Political realignments occur in response to crises. The Whig/Jacksonian Democratic electoral system was broken up by irrepressible conflicts over slavery.
The New Deal Coalition arose in response to the Great Depression. Franklin Roosevelt consolidated working-class voters—including ethnic groups from urban areas—brought new citizens into the electorate, and drew most (though not all) progressive Republicans into his party.
For progressives, the question now is whether the crisis created by the Trump era will produce a center-left majority led by the Democratic Party.
The 2018 midterm elections are tantalizing because they point to this possibility. Many Republican-leaning suburban voters who had supported Hillary Clinton in 2016—particularly women—proved willing to also vote for Democrats farther down the ticket, particularly in House races. Democrats had been picking up suburban votes since Bill Clinton’s election in 1992, but the 2018 gains were deeper and farther reaching, extending even into core Republican states such as Oklahoma and Kansas.
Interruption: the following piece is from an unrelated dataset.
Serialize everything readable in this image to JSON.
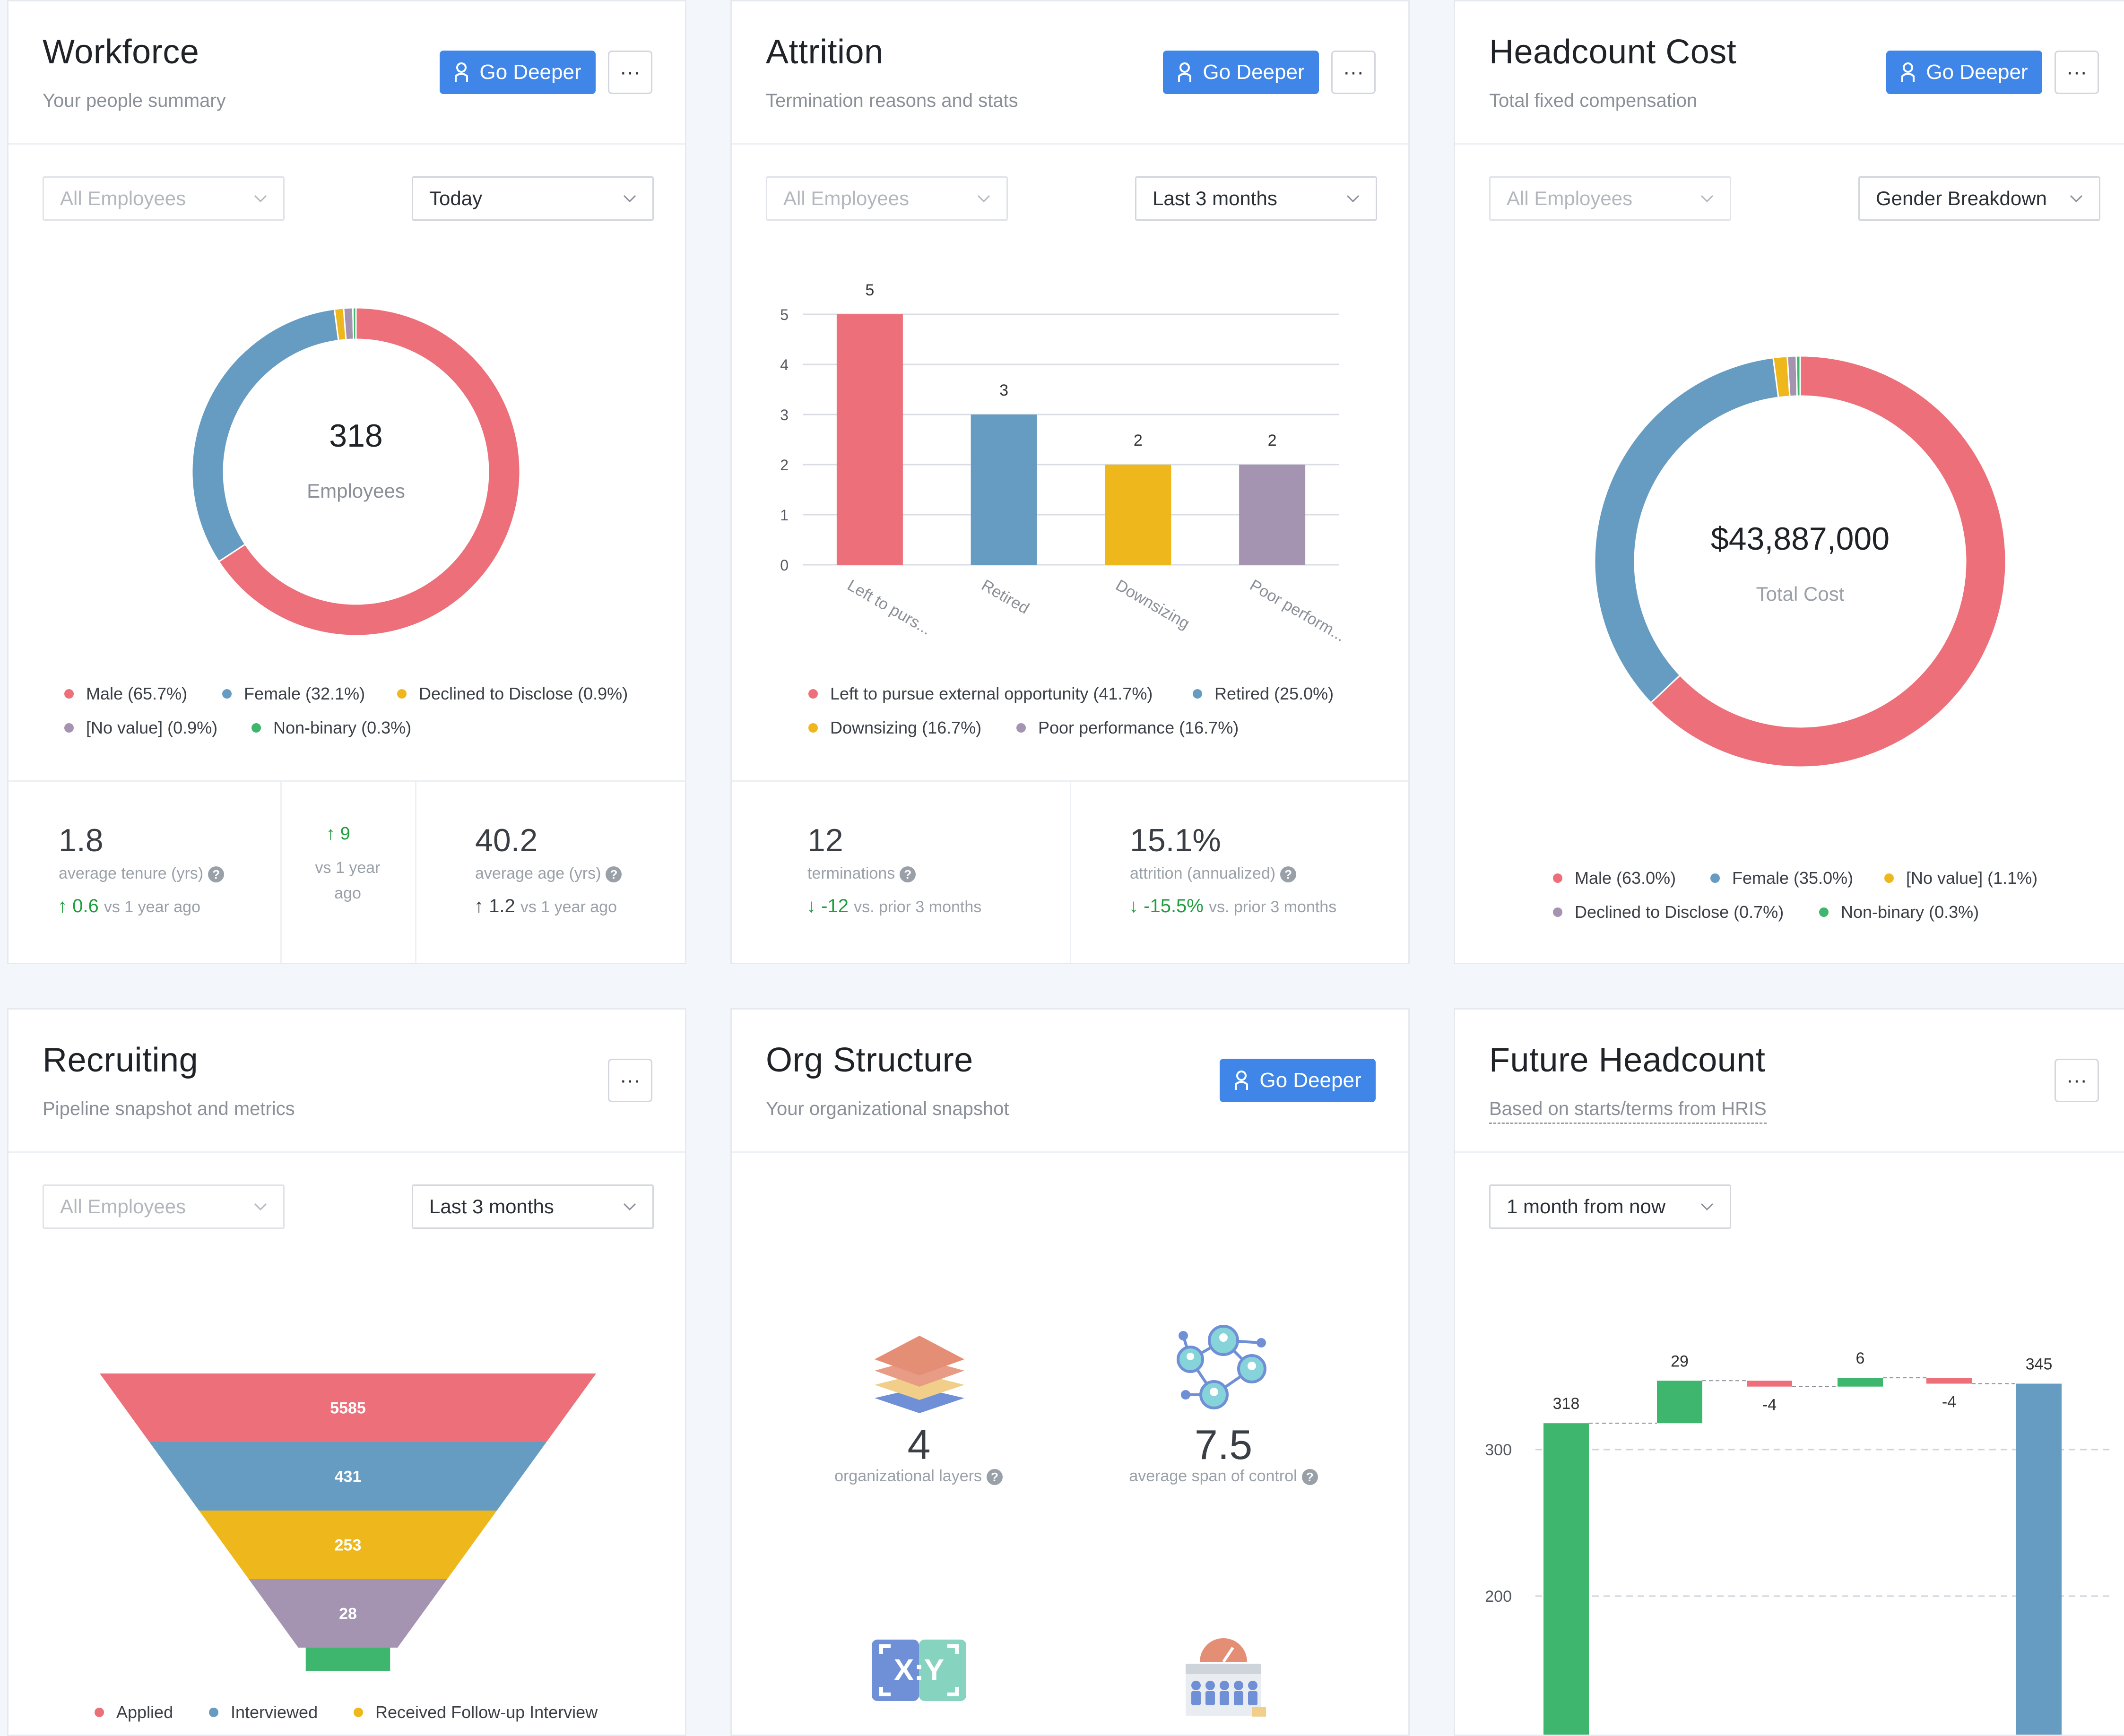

Many former Republicans and moderate independents were repulsed by the GOP leadership’s embrace of Trump—his ethno-nationalism, his lies, his extremist rhetoric. If Republicans stay Trumpist, they will keep losing these voters.
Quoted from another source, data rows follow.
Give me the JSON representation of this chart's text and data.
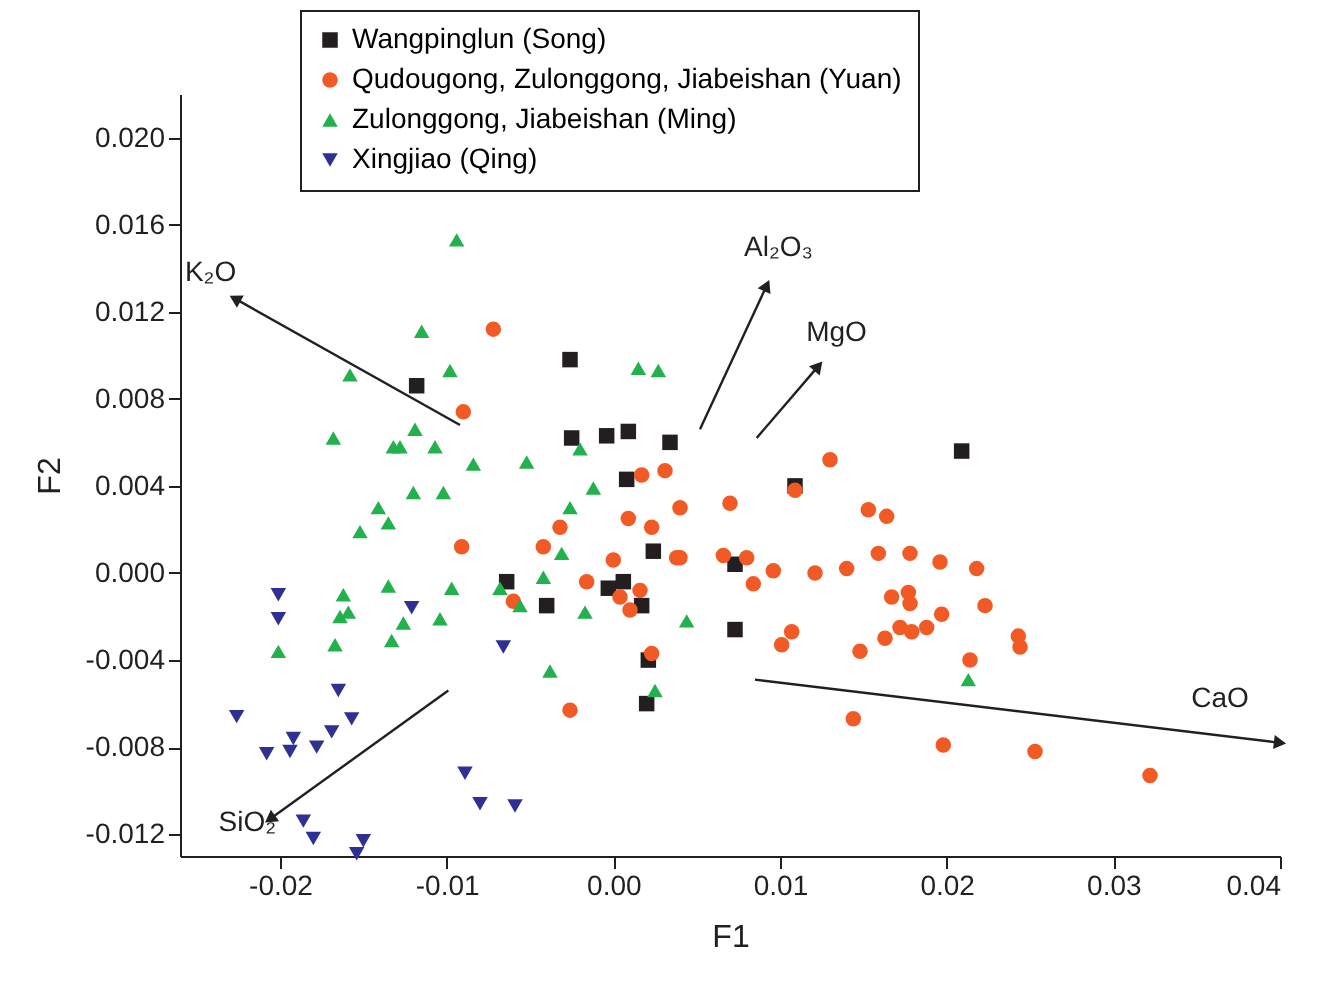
{
  "chart_data": {
    "type": "scatter",
    "xlabel": "F1",
    "ylabel": "F2",
    "xlim": [
      -0.026,
      0.04
    ],
    "ylim": [
      -0.013,
      0.022
    ],
    "xticks": [
      -0.02,
      -0.01,
      {
        "value": 0,
        "label": "0.00"
      },
      0.01,
      0.02,
      0.03,
      0.04
    ],
    "yticks": [
      -0.012,
      -0.008,
      -0.004,
      {
        "value": 0,
        "label": "0.000"
      },
      0.004,
      0.008,
      0.012,
      0.016,
      {
        "value": 0.02,
        "label": "0.020"
      }
    ],
    "legend": "top",
    "series": [
      {
        "name": "Wangpinglun (Song)",
        "color": "#231f20",
        "marker": "square",
        "x": [
          -0.0118,
          -0.0026,
          -0.0025,
          -0.0004,
          0.0009,
          0.0034,
          0.0008,
          0.0024,
          0.0073,
          0.0073,
          -0.0064,
          -0.004,
          -0.0003,
          0.0006,
          0.0017,
          0.0021,
          0.002,
          0.0209,
          0.0109
        ],
        "values": [
          0.0086,
          0.0098,
          0.0062,
          0.0063,
          0.0065,
          0.006,
          0.0043,
          0.001,
          0.0004,
          -0.0026,
          -0.0004,
          -0.0015,
          -0.0007,
          -0.0004,
          -0.0015,
          -0.004,
          -0.006,
          0.0056,
          0.004
        ]
      },
      {
        "name": "Qudougong, Zulonggong, Jiabeishan (Yuan)",
        "color": "#f15a24",
        "marker": "circle",
        "x": [
          -0.0072,
          -0.009,
          -0.0032,
          -0.0091,
          -0.0042,
          -0.0016,
          -0.006,
          -0.0026,
          0.0017,
          0.0031,
          0.004,
          0.0009,
          0.0023,
          0.007,
          0.0,
          0.0038,
          0.004,
          0.0066,
          0.008,
          0.0096,
          0.0084,
          0.0004,
          0.0016,
          0.001,
          0.0023,
          0.0101,
          0.013,
          0.0109,
          0.0153,
          0.0164,
          0.0121,
          0.014,
          0.0159,
          0.0178,
          0.0196,
          0.0218,
          0.0167,
          0.0177,
          0.0178,
          0.0223,
          0.0197,
          0.0172,
          0.0179,
          0.0188,
          0.0163,
          0.0107,
          0.0148,
          0.0243,
          0.0244,
          0.0214,
          0.0144,
          0.0198,
          0.0253,
          0.0322
        ],
        "values": [
          0.0112,
          0.0074,
          0.0021,
          0.0012,
          0.0012,
          -0.0004,
          -0.0013,
          -0.0063,
          0.0045,
          0.0047,
          0.003,
          0.0025,
          0.0021,
          0.0032,
          0.0006,
          0.0007,
          0.0007,
          0.0008,
          0.0007,
          0.0001,
          -0.0005,
          -0.0011,
          -0.0008,
          -0.0017,
          -0.0037,
          -0.0033,
          0.0052,
          0.0038,
          0.0029,
          0.0026,
          0.0,
          0.0002,
          0.0009,
          0.0009,
          0.0005,
          0.0002,
          -0.0011,
          -0.0009,
          -0.0014,
          -0.0015,
          -0.0019,
          -0.0025,
          -0.0027,
          -0.0025,
          -0.003,
          -0.0027,
          -0.0036,
          -0.0029,
          -0.0034,
          -0.004,
          -0.0067,
          -0.0079,
          -0.0082,
          -0.0093
        ]
      },
      {
        "name": "Zulonggong, Jiabeishan (Ming)",
        "color": "#22b14c",
        "marker": "triangle",
        "x": [
          -0.0094,
          -0.0115,
          -0.0098,
          -0.0158,
          -0.0119,
          -0.0168,
          -0.0132,
          -0.0128,
          -0.0107,
          -0.0084,
          -0.0052,
          -0.002,
          -0.0012,
          -0.012,
          -0.0102,
          -0.0026,
          -0.0141,
          -0.0135,
          -0.0152,
          -0.0031,
          -0.0042,
          -0.0135,
          -0.0097,
          -0.0068,
          -0.0056,
          -0.0017,
          -0.0162,
          -0.0164,
          -0.0159,
          -0.0126,
          -0.0104,
          -0.0201,
          -0.0167,
          -0.0133,
          -0.0038,
          0.0015,
          0.0027,
          0.0044,
          0.0025,
          0.0213
        ],
        "values": [
          0.0153,
          0.0111,
          0.0093,
          0.0091,
          0.0066,
          0.0062,
          0.0058,
          0.0058,
          0.0058,
          0.005,
          0.0051,
          0.0057,
          0.0039,
          0.0037,
          0.0037,
          0.003,
          0.003,
          0.0023,
          0.0019,
          0.0009,
          -0.0002,
          -0.0006,
          -0.0007,
          -0.0007,
          -0.0015,
          -0.0018,
          -0.001,
          -0.002,
          -0.0018,
          -0.0023,
          -0.0021,
          -0.0036,
          -0.0033,
          -0.0031,
          -0.0045,
          0.0094,
          0.0093,
          -0.0022,
          -0.0054,
          -0.0049
        ]
      },
      {
        "name": "Xingjiao (Qing)",
        "color": "#2e3192",
        "marker": "triangle-down",
        "x": [
          -0.0201,
          -0.0201,
          -0.0121,
          -0.0066,
          -0.0165,
          -0.0226,
          -0.0157,
          -0.0169,
          -0.0192,
          -0.0194,
          -0.0208,
          -0.0178,
          -0.0089,
          -0.008,
          -0.0059,
          -0.0186,
          -0.018,
          -0.015,
          -0.0154
        ],
        "values": [
          -0.001,
          -0.0021,
          -0.0016,
          -0.0034,
          -0.0054,
          -0.0066,
          -0.0067,
          -0.0073,
          -0.0076,
          -0.0082,
          -0.0083,
          -0.008,
          -0.0092,
          -0.0106,
          -0.0107,
          -0.0114,
          -0.0122,
          -0.0123,
          -0.0129
        ]
      },
      {
        "name": "K₂O",
        "type": "line",
        "color": "#231f20",
        "x": [
          -0.0092,
          -0.0227
        ],
        "values": [
          0.0068,
          0.0126
        ]
      },
      {
        "name": "Al₂O₃",
        "type": "line",
        "color": "#231f20",
        "x": [
          0.0052,
          0.0092
        ],
        "values": [
          0.0066,
          0.0132
        ]
      },
      {
        "name": "MgO",
        "type": "line",
        "color": "#231f20",
        "x": [
          0.0086,
          0.0123
        ],
        "values": [
          0.0062,
          0.0095
        ]
      },
      {
        "name": "CaO",
        "type": "line",
        "color": "#231f20",
        "x": [
          0.0085,
          0.04
        ],
        "values": [
          -0.0049,
          -0.0078
        ]
      },
      {
        "name": "SiO₂",
        "type": "line",
        "color": "#231f20",
        "x": [
          -0.0099,
          -0.0206
        ],
        "values": [
          -0.0054,
          -0.0113
        ]
      }
    ]
  }
}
Meanwhile, the 2018 mobilization of young voters, African Americans, and Latinos far exceeded Democratic expectations. If repeated and expanded in 2020, these new voters would hasten the creation of the much-discussed “coalition of the ascendant.”
Equally heartening were signs that the “Trump Democrats” in the three key swing states of 2016—Pennsylvania, Michigan, and Wisconsin—were, in the end, still Democrats. This was the import of the double victories by the party’s candidates in contests for Senate seats and governorships.
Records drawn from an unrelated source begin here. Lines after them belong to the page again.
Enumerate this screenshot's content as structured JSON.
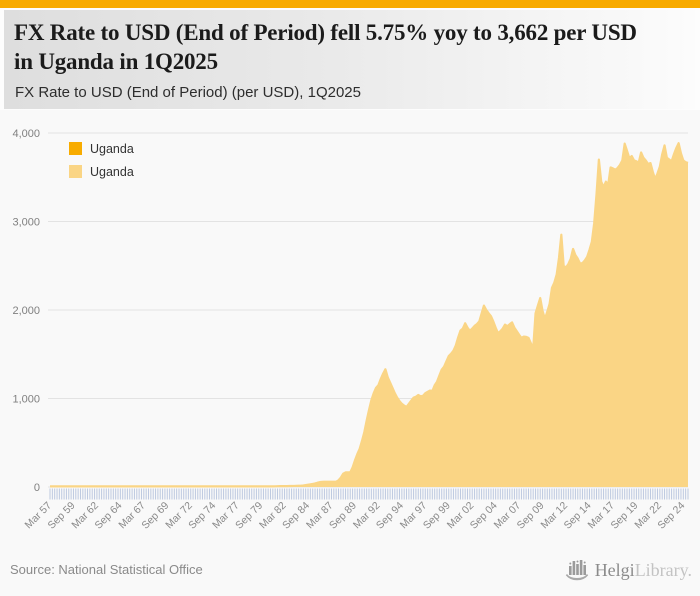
{
  "header": {
    "title": "FX Rate to USD (End of Period) fell 5.75% yoy to 3,662 per USD in Uganda in 1Q2025",
    "subtitle": "FX Rate to USD (End of Period) (per USD), 1Q2025"
  },
  "legend": [
    {
      "label": "Uganda",
      "color": "#F8AC00"
    },
    {
      "label": "Uganda",
      "color": "#FAD585"
    }
  ],
  "colors": {
    "accent_bar": "#F8AB00",
    "area_fill": "#FAD585",
    "gridline": "#e3e3e3",
    "axis_label": "#8a8a8a",
    "minor_tick": "#bdc9e0"
  },
  "chart_data": {
    "type": "area",
    "title": "FX Rate to USD (End of Period) (per USD), 1Q2025",
    "xlabel": "",
    "ylabel": "per USD",
    "ylim": [
      0,
      4000
    ],
    "grid": true,
    "legend_position": "top-left",
    "y_ticks": [
      "0",
      "1,000",
      "2,000",
      "3,000",
      "4,000"
    ],
    "y_tick_values": [
      0,
      1000,
      2000,
      3000,
      4000
    ],
    "x_tick_labels": [
      "Mar 57",
      "Sep 59",
      "Mar 62",
      "Sep 64",
      "Mar 67",
      "Sep 69",
      "Mar 72",
      "Sep 74",
      "Mar 77",
      "Sep 79",
      "Mar 82",
      "Sep 84",
      "Mar 87",
      "Sep 89",
      "Mar 92",
      "Sep 94",
      "Mar 97",
      "Sep 99",
      "Mar 02",
      "Sep 04",
      "Mar 07",
      "Sep 09",
      "Mar 12",
      "Sep 14",
      "Mar 17",
      "Sep 19",
      "Mar 22",
      "Sep 24"
    ],
    "x_tick_every_n_points": 10,
    "frequency": "quarterly",
    "x_start": "1957Q1",
    "x_end": "2025Q1",
    "latest_value": "3,662",
    "yoy_change": "-5.75%",
    "series": [
      {
        "name": "Uganda",
        "color": "#FAD585",
        "values": [
          7,
          7,
          7,
          7,
          7,
          7,
          7,
          7,
          7,
          7,
          7,
          7,
          7,
          7,
          7,
          7,
          7,
          7,
          7,
          7,
          7,
          7,
          7,
          7,
          7,
          7,
          7,
          7,
          7,
          7,
          7,
          7,
          7,
          7,
          7,
          7,
          7,
          7,
          7,
          7,
          7,
          7,
          7,
          7,
          7,
          7,
          7,
          7,
          7,
          7,
          7,
          7,
          7,
          7,
          7,
          7,
          7,
          7,
          7,
          7,
          7,
          7,
          7,
          7,
          7,
          7,
          7,
          7,
          7,
          7,
          7,
          7,
          7,
          7,
          7,
          7,
          7,
          7,
          7,
          7,
          7,
          7,
          7,
          7,
          7,
          7,
          7,
          7,
          7,
          7,
          7,
          7,
          7,
          7,
          7,
          7,
          8,
          9,
          10,
          10,
          10,
          10,
          11,
          11,
          12,
          13,
          14,
          15,
          18,
          22,
          26,
          30,
          35,
          40,
          48,
          55,
          58,
          60,
          60,
          60,
          60,
          60,
          60,
          76,
          106,
          150,
          165,
          165,
          165,
          220,
          300,
          370,
          430,
          520,
          620,
          750,
          870,
          980,
          1060,
          1120,
          1150,
          1220,
          1280,
          1330,
          1240,
          1180,
          1120,
          1060,
          1010,
          970,
          940,
          920,
          905,
          940,
          975,
          1009,
          1020,
          1040,
          1025,
          1030,
          1060,
          1075,
          1090,
          1085,
          1150,
          1190,
          1260,
          1326,
          1360,
          1420,
          1480,
          1506,
          1540,
          1600,
          1690,
          1767,
          1790,
          1850,
          1800,
          1765,
          1790,
          1820,
          1840,
          1870,
          1960,
          2050,
          2000,
          1963,
          1930,
          1870,
          1800,
          1738,
          1760,
          1790,
          1835,
          1817,
          1840,
          1860,
          1800,
          1760,
          1720,
          1685,
          1700,
          1697,
          1685,
          1625,
          1565,
          1962,
          2050,
          2135,
          1990,
          1900,
          1980,
          2070,
          2250,
          2308,
          2400,
          2590,
          2850,
          2500,
          2480,
          2520,
          2580,
          2690,
          2620,
          2580,
          2525,
          2530,
          2560,
          2600,
          2680,
          2771,
          2980,
          3310,
          3700,
          3450,
          3390,
          3450,
          3420,
          3611,
          3600,
          3585,
          3605,
          3640,
          3690,
          3880,
          3800,
          3715,
          3740,
          3690,
          3680,
          3666,
          3780,
          3720,
          3690,
          3650,
          3660,
          3560,
          3480,
          3544,
          3620,
          3760,
          3860,
          3720,
          3700,
          3680,
          3760,
          3830,
          3885,
          3770,
          3690,
          3670,
          3662
        ]
      }
    ]
  },
  "footer": {
    "source": "Source: National Statistical Office",
    "logo_primary": "Helgi",
    "logo_secondary": "Library."
  }
}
It was not always appreciated that the ascendant coalition based on Barack Obama’s twin victories required a 40 to 50 percent Democratic vote share among white non-college voters in the old industrial states. Obama hit these levels. Clinton did not. The 2018 results marked a return of the Democrats’ industrial state blue-collar majorities and, when combined with the party’s new suburban gains, held the potential for an even broader and more durable coalition than Obama built.
But nurturing this coalition will require maintaining the organizing energy brought to life by the backlash to Trump and the breakthroughs in participation by young people and voters of color.
And given the breadth of the coalition, the two wings of the center and left will need to learn not only to tolerate each other but to work together. Many Democratic suburban victors focused relentlessly on economic issues (health care above all, jobs, and education), adopted a moderate tone, and called for more civil politics.
What unites staunch progressives and their moderate center-left brethren might be called The Politics of More: more Americans covered by health insurance (whether through single-payer or some other system); more with decent wages and benefits, including the family-friendly sort; more with good schools; more with affordable paths to college and effective training programs; more with unimpeded access to the ballot; more with adequate provision for retirement; more with security from gun violence.
Sectarianism does not build broad coalitions. They are created by shared goals and an understanding that these cannot be achieved unless citizens of diverse backgrounds and views come together—and stick together, even in the face of differences over tactics, methods, and the pace of change.